Allergic
conjunctival diseases (ACDs) are inflammatory diseases of the conjunctiva and cornea caused predominantly by the
IgE-mediated
immediate hypersensitivity response. Allergic
conjunctival diseases include
allergic conjunctivitis,
vernal keratoconjunctivitis (VKC), atopic
keratoconjunctivitis (AKC), and
giant papillary conjunctivitis. In clinical practice of ACDs, an ocular
allergy test using
biomarker measurement is a crucial examination technique for diagnosing, evaluating severity, and determining the efficacy of medical treatment. The ocular
allergy test includes the tear test for evaluating the concentration of
biomarkers in tears and an ocular surface test for assessing the expression levels of messenger
ribonucleic acid (
mRNA)
biomarkers on the ocular surface. The clinical usefulness of several
biomarkers has been demonstrated in patients with ACDs; specifically,
eosinophil cationic protein and
eotaxin-2 as eosinophilic
inflammation biomarkers;
interleukin-4 and
thymus and activation regulated chemokine (CCL17/TARC) as Th2
inflammation biomarkers; eotaxin,
tumor necrosis factor-alpha and soluble
IL-6 receptor as giant papillae
biomarkers; and
osteopontin and
periostin as allergic
inflammation and remodeling
biomarkers.

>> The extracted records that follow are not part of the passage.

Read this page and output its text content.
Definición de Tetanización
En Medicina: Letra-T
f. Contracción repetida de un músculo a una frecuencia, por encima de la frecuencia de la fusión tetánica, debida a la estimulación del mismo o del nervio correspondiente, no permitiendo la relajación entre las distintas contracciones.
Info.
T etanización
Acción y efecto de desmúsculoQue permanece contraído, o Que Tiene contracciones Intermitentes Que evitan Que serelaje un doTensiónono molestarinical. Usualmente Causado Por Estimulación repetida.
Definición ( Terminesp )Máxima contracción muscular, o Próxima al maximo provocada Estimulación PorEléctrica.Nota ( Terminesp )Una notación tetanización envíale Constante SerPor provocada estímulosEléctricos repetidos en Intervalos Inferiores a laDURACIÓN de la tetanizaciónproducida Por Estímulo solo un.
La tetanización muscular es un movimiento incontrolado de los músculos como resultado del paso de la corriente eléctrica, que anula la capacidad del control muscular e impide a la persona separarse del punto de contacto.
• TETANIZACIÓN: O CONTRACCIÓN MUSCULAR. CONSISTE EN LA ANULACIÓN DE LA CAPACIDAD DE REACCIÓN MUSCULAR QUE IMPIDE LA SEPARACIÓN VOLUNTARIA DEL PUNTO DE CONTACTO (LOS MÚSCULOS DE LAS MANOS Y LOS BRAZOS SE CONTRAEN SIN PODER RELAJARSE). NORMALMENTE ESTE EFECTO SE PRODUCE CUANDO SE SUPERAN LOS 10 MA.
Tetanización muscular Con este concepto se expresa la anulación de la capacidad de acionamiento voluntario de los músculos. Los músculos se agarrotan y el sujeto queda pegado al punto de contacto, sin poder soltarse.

Furthermore, the ocular
allergy test, quantitative evaluation methods using
biomarkers have allowed for better understanding of the immunological and pathophysiological mechanisms of ACDs. Therefore, the search for a
biomarker is important to make an ocular
allergy test useful. In previous ocular
allergy tests, the
biomarkers for allergic
inflammation in patients with chronic ACDs including VKC and AKC were substantial. However, the selection of
biomarkers associated with the early phase reaction of
immediate hypersensitivity and innate immunity responses needs to be addressed in future investigations.